Mike Walbridge interviewed me for his latest "Game Anthropologist" column over at GameSetWatch. I thank him for including my rambling, incoherent thoughts alongside insights from some heavy hitters, including N'Gai Croal from Newsweek, Kieron Gillen from Rock, Paper, Shotgun, and Shawn Elliott from 1up.com. The subject: The state of intelligent games criticism.
Without knowing how much was left on the cutting room floor, I get the impression that nobody is too sanguine about the state of the art. Of the writers interviewed, most contribute to fairly popular, mainstream paper-and-ink publications. Yet, to a man, it seems like we all see our blogs as the only place we can write about games the way we really want to.
N'Gai says all the interesting writing is being done online. Leigh says her blog is the outlet for her voice (which, presumably, means that Kotaku and Variety are not). Shawn says his blog is a place for him to try writing about games as it should be done (again, implying that Ziff-Davis publications aren't). I feel the same way. Although the quote wasn't used in the piece, I said as much to Mike -- that Insult Swordfighting is the place I can say what I actually want to say.
That's strange. Writing for publications as diverse as Kotaku, Newsweek, the Phoenix, and Games for Windows, and we all feel like -- what? Like we're not serving our readers as best we could? What's the implication here? Are we speaking the softest into the biggest megaphones? Do we think the larger audiences are somehow unready for the brilliance we're slinging on the side? If I didn't know better, I'd think this signaled contempt for the readership.
But that's not the case. If anything, this article makes it clear that most of us have faith that things are heading in the right direction, slowly but inexorably. For one thing, you do have to keep your audience in mind when you're writing for a magazine or a newspaper. You have to remember who you're working for. I see the typical Phoenix reader not as a career gamer, so it doesn't make sense to try to talk to them on that level. Instead, I try to talk put the game in a context they'd understand, focusing on things like story and theme when possible.

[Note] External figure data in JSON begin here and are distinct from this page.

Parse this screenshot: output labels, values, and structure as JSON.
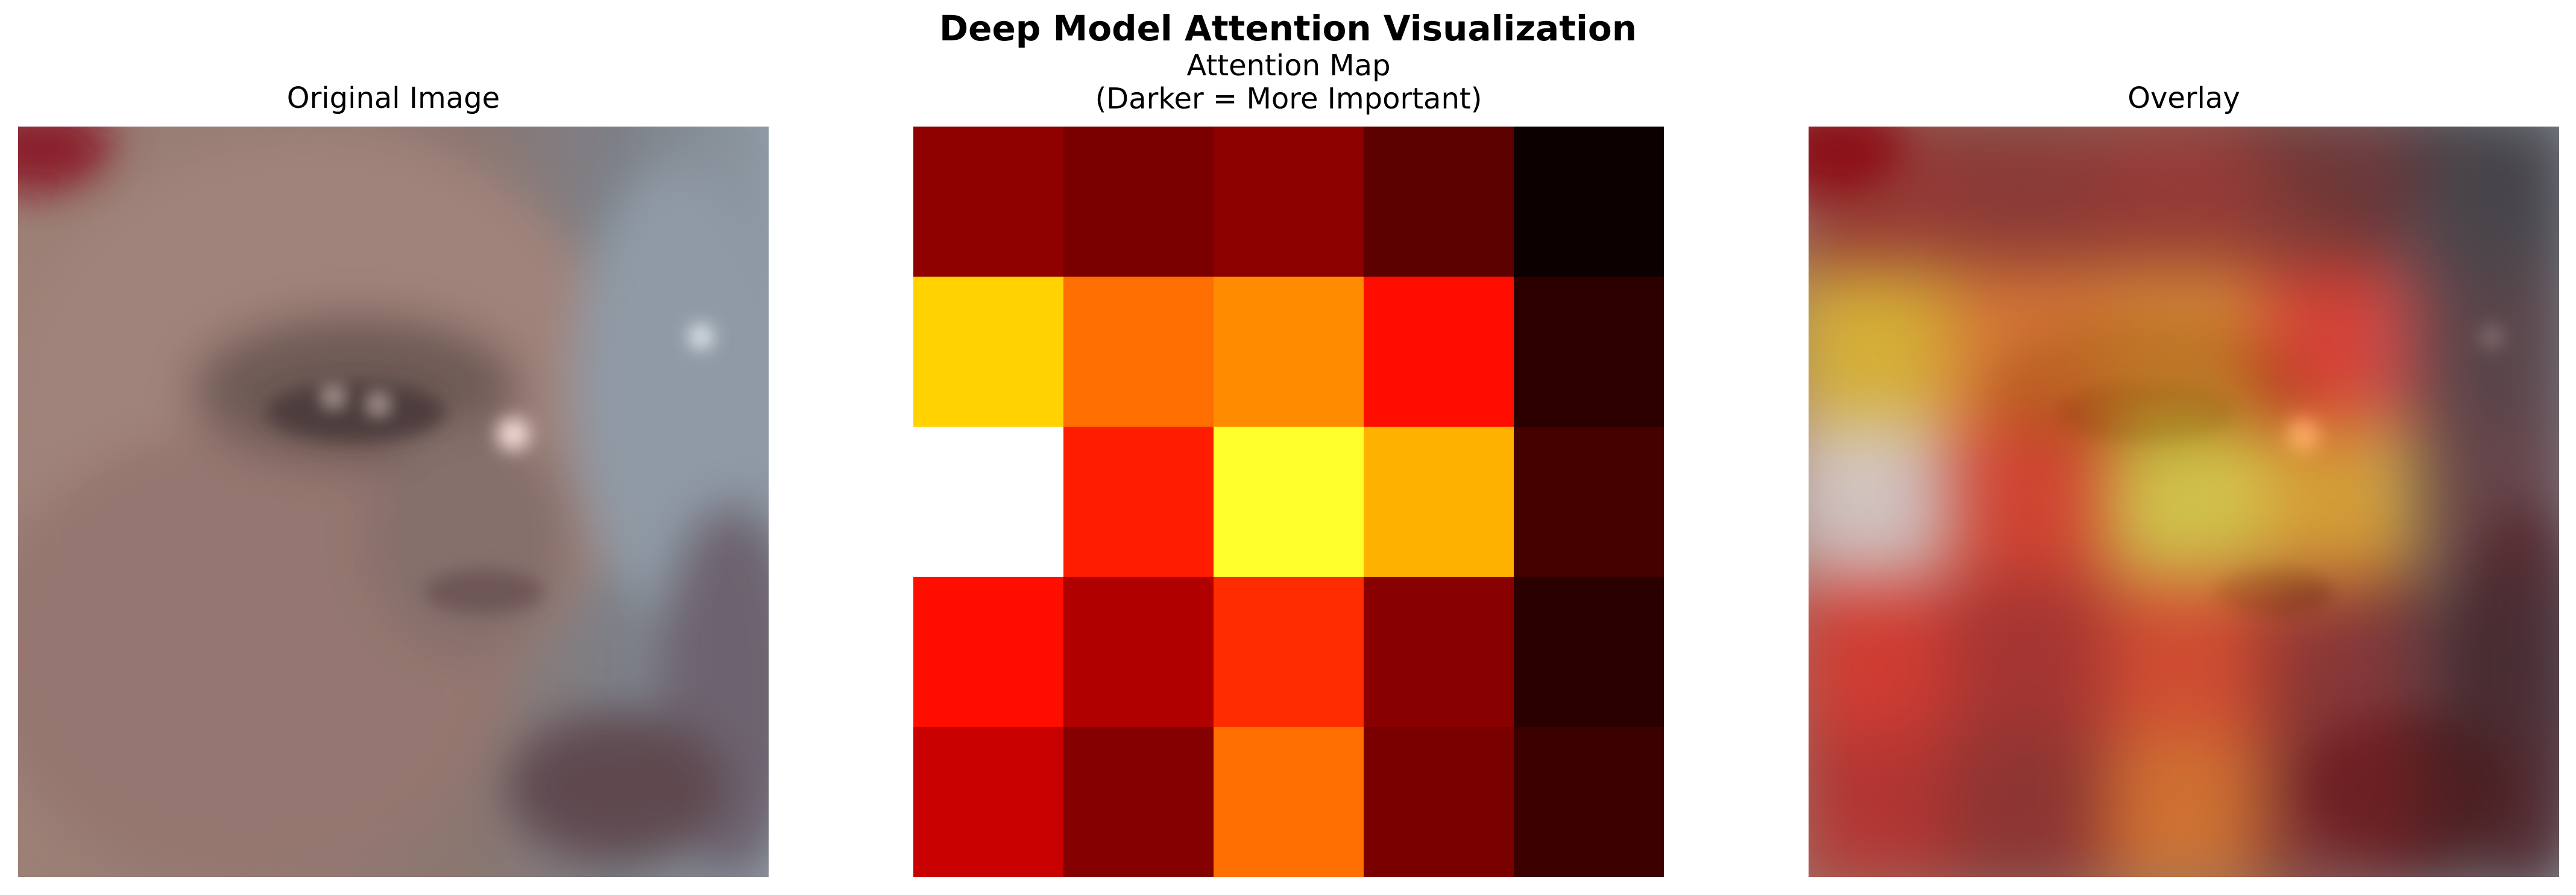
{
  "figure": {
    "title": "Deep Model Attention Visualization"
  },
  "panels": {
    "original": {
      "title": "Original Image"
    },
    "attention": {
      "title_line1": "Attention Map",
      "title_line2": "(Darker = More Important)"
    },
    "overlay": {
      "title": "Overlay"
    }
  },
  "chart_data": {
    "type": "heatmap",
    "title": "Attention Map",
    "rows": 5,
    "cols": 5,
    "colormap": "hot",
    "cell_colors": [
      [
        "#8f0000",
        "#7a0000",
        "#8c0000",
        "#5c0000",
        "#0d0000"
      ],
      [
        "#ffd200",
        "#ff6e00",
        "#ff8c00",
        "#ff0e00",
        "#2d0000"
      ],
      [
        "#ffffff",
        "#ff1c00",
        "#ffff2c",
        "#ffb100",
        "#450000"
      ],
      [
        "#ff0e00",
        "#b00000",
        "#ff2c00",
        "#880000",
        "#2a0000"
      ],
      [
        "#c80000",
        "#850000",
        "#ff6e00",
        "#7a0000",
        "#3c0000"
      ]
    ]
  }
}
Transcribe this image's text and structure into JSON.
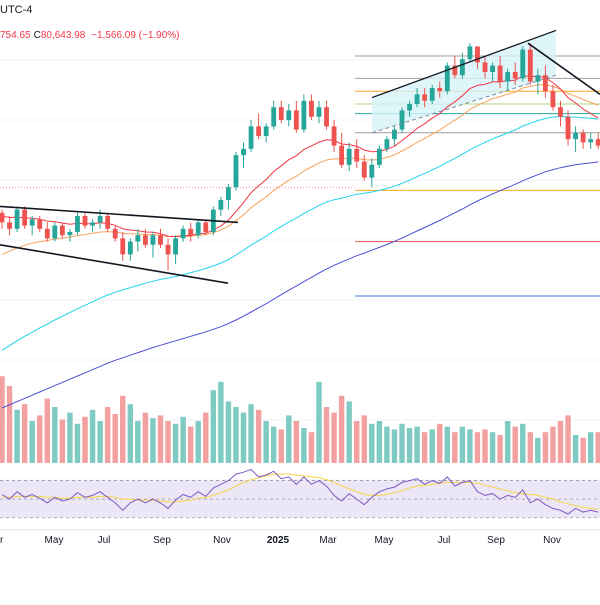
{
  "header": {
    "timezone": "UTC-4",
    "ohlc_low_fragment": "754.65",
    "close_label": "C",
    "close_value": "80,643.98",
    "change": "−1,566.09 (−1.90%)"
  },
  "colors": {
    "up": "#26a69a",
    "down": "#ef5350",
    "up_volume": "#7fcbc3",
    "down_volume": "#f3a0a0",
    "ema_fast": "#f23645",
    "ema_mid": "#f7a35c",
    "ema_slow": "#22d3ee",
    "ema_long": "#4b4fd6",
    "rsi": "#7e57c2",
    "rsi_ma": "#f5d547",
    "rsi_band": "#ece7f6",
    "trendline": "#131722",
    "grid": "#f0f3fa",
    "text": "#131722"
  },
  "chart_data": {
    "type": "candlestick",
    "interval": "weekly",
    "x_ticks": [
      "r",
      "May",
      "Jul",
      "Sep",
      "Nov",
      "2025",
      "Mar",
      "May",
      "Jul",
      "Sep",
      "Nov"
    ],
    "ohlc": [
      [
        71,
        72,
        66,
        68
      ],
      [
        68,
        70,
        64,
        66
      ],
      [
        66,
        73,
        65,
        72
      ],
      [
        72,
        73,
        66,
        67
      ],
      [
        67,
        70,
        64,
        69
      ],
      [
        69,
        70,
        65,
        66
      ],
      [
        66,
        68,
        62,
        63
      ],
      [
        63,
        68,
        62,
        67
      ],
      [
        67,
        68,
        63,
        64
      ],
      [
        64,
        66,
        62,
        65
      ],
      [
        65,
        71,
        64,
        70
      ],
      [
        70,
        71,
        66,
        67
      ],
      [
        67,
        69,
        65,
        68
      ],
      [
        68,
        72,
        66,
        70
      ],
      [
        70,
        71,
        65,
        66
      ],
      [
        66,
        67,
        62,
        63
      ],
      [
        63,
        65,
        56,
        58
      ],
      [
        58,
        63,
        56,
        62
      ],
      [
        62,
        66,
        59,
        64
      ],
      [
        64,
        66,
        60,
        61
      ],
      [
        61,
        65,
        57,
        64
      ],
      [
        64,
        66,
        60,
        61
      ],
      [
        61,
        63,
        53,
        58
      ],
      [
        58,
        64,
        55,
        63
      ],
      [
        63,
        67,
        62,
        66
      ],
      [
        66,
        68,
        62,
        64
      ],
      [
        64,
        69,
        63,
        68
      ],
      [
        68,
        69,
        64,
        65
      ],
      [
        65,
        73,
        64,
        72
      ],
      [
        72,
        76,
        70,
        75
      ],
      [
        75,
        80,
        72,
        79
      ],
      [
        79,
        90,
        78,
        89
      ],
      [
        89,
        93,
        85,
        91
      ],
      [
        91,
        100,
        90,
        98
      ],
      [
        98,
        102,
        94,
        95
      ],
      [
        95,
        99,
        93,
        98
      ],
      [
        98,
        106,
        97,
        104
      ],
      [
        104,
        106,
        99,
        100
      ],
      [
        100,
        105,
        98,
        103
      ],
      [
        103,
        106,
        96,
        97
      ],
      [
        97,
        108,
        96,
        106
      ],
      [
        106,
        108,
        100,
        101
      ],
      [
        101,
        106,
        99,
        104
      ],
      [
        104,
        106,
        97,
        98
      ],
      [
        98,
        100,
        90,
        92
      ],
      [
        92,
        96,
        85,
        86
      ],
      [
        86,
        93,
        84,
        91
      ],
      [
        91,
        94,
        85,
        87
      ],
      [
        87,
        89,
        81,
        82
      ],
      [
        82,
        88,
        79,
        86
      ],
      [
        86,
        92,
        85,
        91
      ],
      [
        91,
        95,
        90,
        94
      ],
      [
        94,
        98,
        92,
        97
      ],
      [
        97,
        104,
        96,
        103
      ],
      [
        103,
        106,
        101,
        105
      ],
      [
        105,
        110,
        104,
        108
      ],
      [
        108,
        110,
        104,
        106
      ],
      [
        106,
        111,
        105,
        110
      ],
      [
        110,
        112,
        107,
        109
      ],
      [
        109,
        118,
        108,
        117
      ],
      [
        117,
        120,
        113,
        114
      ],
      [
        114,
        121,
        113,
        119
      ],
      [
        119,
        124,
        118,
        123
      ],
      [
        123,
        123,
        116,
        118
      ],
      [
        118,
        120,
        113,
        115
      ],
      [
        115,
        118,
        112,
        117
      ],
      [
        117,
        120,
        110,
        112
      ],
      [
        112,
        116,
        109,
        115
      ],
      [
        115,
        118,
        111,
        113
      ],
      [
        113,
        123,
        112,
        122
      ],
      [
        122,
        124,
        111,
        112
      ],
      [
        112,
        116,
        108,
        114
      ],
      [
        114,
        117,
        107,
        109
      ],
      [
        109,
        111,
        103,
        104
      ],
      [
        104,
        106,
        98,
        101
      ],
      [
        101,
        103,
        92,
        94
      ],
      [
        94,
        98,
        90,
        96
      ],
      [
        96,
        97,
        91,
        93
      ],
      [
        93,
        96,
        91,
        94
      ],
      [
        94,
        96,
        91,
        92
      ]
    ],
    "volume": [
      62,
      55,
      38,
      42,
      30,
      34,
      46,
      40,
      31,
      36,
      28,
      33,
      38,
      30,
      40,
      35,
      48,
      42,
      30,
      36,
      32,
      34,
      30,
      28,
      33,
      26,
      30,
      36,
      52,
      58,
      44,
      40,
      36,
      42,
      38,
      30,
      26,
      24,
      34,
      30,
      25,
      22,
      58,
      40,
      36,
      48,
      44,
      30,
      34,
      28,
      30,
      26,
      24,
      28,
      25,
      26,
      22,
      24,
      28,
      26,
      22,
      26,
      24,
      22,
      24,
      22,
      20,
      30,
      26,
      28,
      22,
      18,
      22,
      26,
      30,
      34,
      20,
      18,
      22,
      22
    ],
    "ema_fast": [
      70,
      69.5,
      69.7,
      69.4,
      69.3,
      69.0,
      68.4,
      68.2,
      67.8,
      67.4,
      67.7,
      67.6,
      67.6,
      67.9,
      67.7,
      67.1,
      66.0,
      65.6,
      65.4,
      65.0,
      64.9,
      64.5,
      63.7,
      63.6,
      63.9,
      63.9,
      64.5,
      64.6,
      65.6,
      66.9,
      68.7,
      71.4,
      74.2,
      77.3,
      79.4,
      81.4,
      83.9,
      85.7,
      87.6,
      88.8,
      90.8,
      91.9,
      93.1,
      93.8,
      93.6,
      92.5,
      92.3,
      91.8,
      90.6,
      90.1,
      90.2,
      90.8,
      91.8,
      93.6,
      95.4,
      97.4,
      98.8,
      100.6,
      102.0,
      104.1,
      105.7,
      107.6,
      109.8,
      110.8,
      111.2,
      111.9,
      111.9,
      112.3,
      112.4,
      113.8,
      113.6,
      113.7,
      113.2,
      111.7,
      109.7,
      107.0,
      105.3,
      103.4,
      102.0,
      100.6
    ],
    "ema_mid": [
      58,
      59,
      60,
      60.8,
      61.5,
      62,
      62.3,
      62.8,
      63.1,
      63.4,
      63.9,
      64.2,
      64.6,
      65,
      65.1,
      65,
      64.6,
      64.4,
      64.4,
      64.2,
      64.2,
      64,
      63.6,
      63.5,
      63.6,
      63.7,
      64,
      64.2,
      64.8,
      65.6,
      66.8,
      68.5,
      70.4,
      72.6,
      74.3,
      76,
      78,
      79.6,
      81.2,
      82.4,
      84.1,
      85.3,
      86.6,
      87.5,
      87.9,
      87.8,
      88.1,
      88.1,
      87.6,
      87.5,
      87.7,
      88.3,
      89.1,
      90.3,
      91.6,
      93,
      94.2,
      95.6,
      96.8,
      98.5,
      99.9,
      101.5,
      103.3,
      104.6,
      105.6,
      106.7,
      107.3,
      108.1,
      108.7,
      110,
      110.5,
      111,
      111,
      110.5,
      109.6,
      108.3,
      107.4,
      106.4,
      105.5,
      104.6
    ],
    "ema_slow": [
      28,
      29.5,
      31,
      32.4,
      33.7,
      35,
      36.2,
      37.5,
      38.7,
      39.8,
      41,
      42.1,
      43.2,
      44.3,
      45.3,
      46.2,
      46.9,
      47.6,
      48.3,
      49,
      49.6,
      50.2,
      50.6,
      51.1,
      51.7,
      52.3,
      52.9,
      53.6,
      54.4,
      55.3,
      56.4,
      57.8,
      59.3,
      60.9,
      62.3,
      63.7,
      65.3,
      66.7,
      68.1,
      69.3,
      70.8,
      72,
      73.3,
      74.3,
      75.1,
      75.6,
      76.2,
      76.8,
      77.1,
      77.5,
      78,
      78.6,
      79.3,
      80.2,
      81.2,
      82.3,
      83.3,
      84.4,
      85.5,
      86.8,
      88,
      89.3,
      90.7,
      91.9,
      93,
      94.1,
      95,
      96,
      96.9,
      98.1,
      99,
      99.8,
      100.5,
      100.9,
      101.1,
      101,
      100.9,
      100.7,
      100.5,
      100.3
    ],
    "ema_long": [
      10,
      11,
      12,
      13,
      14,
      15,
      16,
      17,
      18,
      19,
      20,
      21,
      22,
      23,
      24,
      24.9,
      25.7,
      26.5,
      27.3,
      28.1,
      28.9,
      29.6,
      30.3,
      31,
      31.7,
      32.4,
      33.1,
      33.8,
      34.6,
      35.4,
      36.4,
      37.5,
      38.7,
      40,
      41.3,
      42.6,
      44,
      45.4,
      46.8,
      48.1,
      49.5,
      50.8,
      52.2,
      53.4,
      54.6,
      55.6,
      56.6,
      57.6,
      58.4,
      59.3,
      60.2,
      61.1,
      62.1,
      63.1,
      64.2,
      65.3,
      66.4,
      67.5,
      68.6,
      69.8,
      71,
      72.2,
      73.5,
      74.7,
      75.8,
      76.9,
      77.9,
      78.9,
      79.9,
      81,
      82,
      82.9,
      83.8,
      84.5,
      85.1,
      85.6,
      86,
      86.3,
      86.6,
      86.9
    ],
    "rsi": [
      55,
      50,
      58,
      52,
      55,
      51,
      46,
      52,
      48,
      50,
      57,
      52,
      54,
      58,
      52,
      46,
      38,
      46,
      50,
      46,
      50,
      46,
      40,
      49,
      55,
      52,
      58,
      53,
      62,
      66,
      70,
      77,
      79,
      82,
      74,
      76,
      80,
      72,
      74,
      66,
      74,
      66,
      70,
      64,
      54,
      48,
      56,
      50,
      44,
      52,
      58,
      61,
      63,
      68,
      70,
      72,
      66,
      70,
      67,
      74,
      64,
      68,
      70,
      58,
      54,
      56,
      50,
      54,
      52,
      60,
      46,
      50,
      44,
      40,
      38,
      34,
      40,
      36,
      38,
      36
    ],
    "rsi_ma": [
      52,
      52,
      53,
      53,
      53,
      53,
      52,
      52,
      51,
      51,
      52,
      52,
      52,
      53,
      53,
      52,
      50,
      50,
      49,
      49,
      49,
      48,
      47,
      47,
      48,
      49,
      51,
      52,
      54,
      57,
      60,
      64,
      68,
      71,
      73,
      75,
      77,
      77,
      77,
      76,
      75,
      74,
      73,
      71,
      68,
      64,
      61,
      58,
      55,
      54,
      54,
      55,
      57,
      59,
      62,
      64,
      65,
      66,
      67,
      68,
      68,
      68,
      68,
      67,
      65,
      63,
      61,
      59,
      57,
      56,
      55,
      54,
      52,
      50,
      47,
      45,
      43,
      41,
      40,
      39
    ],
    "horizontal_levels": [
      {
        "value": 120,
        "color": "#9e9e9e"
      },
      {
        "value": 113,
        "color": "#9e9e9e"
      },
      {
        "value": 109,
        "color": "#ffa726"
      },
      {
        "value": 105,
        "color": "#aed581"
      },
      {
        "value": 102,
        "color": "#26a69a"
      },
      {
        "value": 96,
        "color": "#9e9e9e"
      },
      {
        "value": 78,
        "color": "#f9a825"
      },
      {
        "value": 62,
        "color": "#ef5350"
      },
      {
        "value": 45,
        "color": "#3f7bd8"
      }
    ]
  }
}
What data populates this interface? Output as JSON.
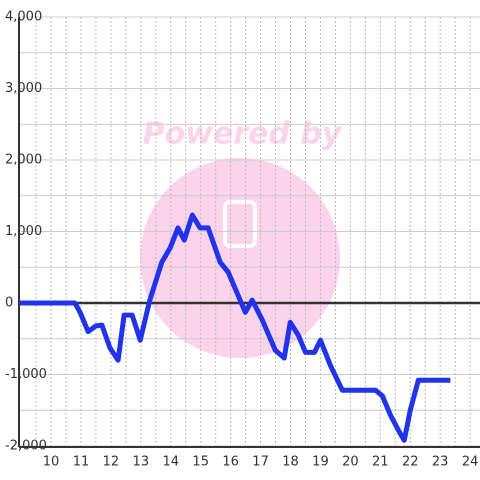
{
  "chart_data": {
    "type": "line",
    "watermark": "Powered by",
    "x": [
      8.93,
      10.8,
      10.97,
      11.24,
      11.5,
      11.7,
      11.97,
      12.24,
      12.44,
      12.71,
      12.98,
      13.3,
      13.7,
      13.98,
      14.24,
      14.45,
      14.72,
      14.98,
      15.25,
      15.65,
      15.92,
      16.49,
      16.72,
      17.06,
      17.49,
      17.79,
      17.99,
      18.26,
      18.5,
      18.8,
      19.0,
      19.33,
      19.73,
      20.84,
      21.07,
      21.34,
      21.67,
      21.8,
      22.0,
      22.27,
      23.34
    ],
    "series": [
      {
        "color": "#2233ee",
        "values": [
          0,
          0,
          -130,
          -400,
          -320,
          -310,
          -630,
          -800,
          -170,
          -170,
          -520,
          40,
          570,
          770,
          1050,
          880,
          1230,
          1050,
          1050,
          570,
          430,
          -130,
          40,
          -240,
          -660,
          -770,
          -270,
          -450,
          -690,
          -690,
          -520,
          -870,
          -1220,
          -1220,
          -1300,
          -1570,
          -1830,
          -1920,
          -1500,
          -1080,
          -1080
        ]
      }
    ],
    "xlim": [
      8.93,
      24.33
    ],
    "xticks": [
      10,
      11,
      12,
      13,
      14,
      15,
      16,
      17,
      18,
      19,
      20,
      21,
      22,
      23,
      24
    ],
    "minor_xticks": [
      9.5,
      10.5,
      11.5,
      12.5,
      13.5,
      14.5,
      15.5,
      16.5,
      17.5,
      18.5,
      19.5,
      20.5,
      21.5,
      22.5,
      23.5
    ],
    "ylim": [
      -2000,
      4000
    ],
    "yticks": [
      {
        "value": -2000,
        "label": "-2,000"
      },
      {
        "value": -1000,
        "label": "-1,000"
      },
      0,
      {
        "value": 1000,
        "label": "1,000"
      },
      {
        "value": 2000,
        "label": "2,000"
      },
      {
        "value": 3000,
        "label": "3,000"
      },
      {
        "value": 4000,
        "label": "4,000"
      }
    ],
    "minor_yticks": [
      -1500,
      -500,
      500,
      1500,
      2500,
      3500
    ],
    "grid": true
  }
}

Am I sure that I've got this hypothetical reader pegged? No. It's a question of intuition more than anything else. But it's always at the forefront of my mind when I write for the Phoenix. Years from now, I think that reader will have much more of an intimate relationship with games, and the style of review will be different at the time. Still, on a blog, that question never comes up. You write what you want, and the readers either come or they don't. Usually, they don't.
You can't ignore the hard numbers. People want newsbites and they want review scores. Web users just don't want to read long, involved essays. As readers migrate from print to the Web, savvy publishers are going to continue to break their content down into easily digestable chunks of fast facts. I'm not suggesting that this indicates a dumbing down of the general population -- it may even be the opposite, as more and more people get online -- but writers and readers may be at odds as far as what they want criticism to look like. And in every case when such a conflict arises, the readers will win. (As they should!)
Of course, there is still an audience for this stuff. People do read The Brainy Gamer and Save the Robot -- just not in the numbers they read IGN or Gamespot. When 1up editors like Shawn Elliott and Jeremy Parish explore the studio space in their personal blogs, they're reaching readers, too. The level of discourse in games coverage is higher than it's ever been, even if you have to hunt for it a little bit. But even that is starting to change. Mike's article is evidence of that.
It won't happen overnight. If good writers are committed to improving the quality of all writing, then there's really no other choice but to keep at it and hope our efforts bubble up through our blogs and into the "real" publications. We have to do this. We're writers.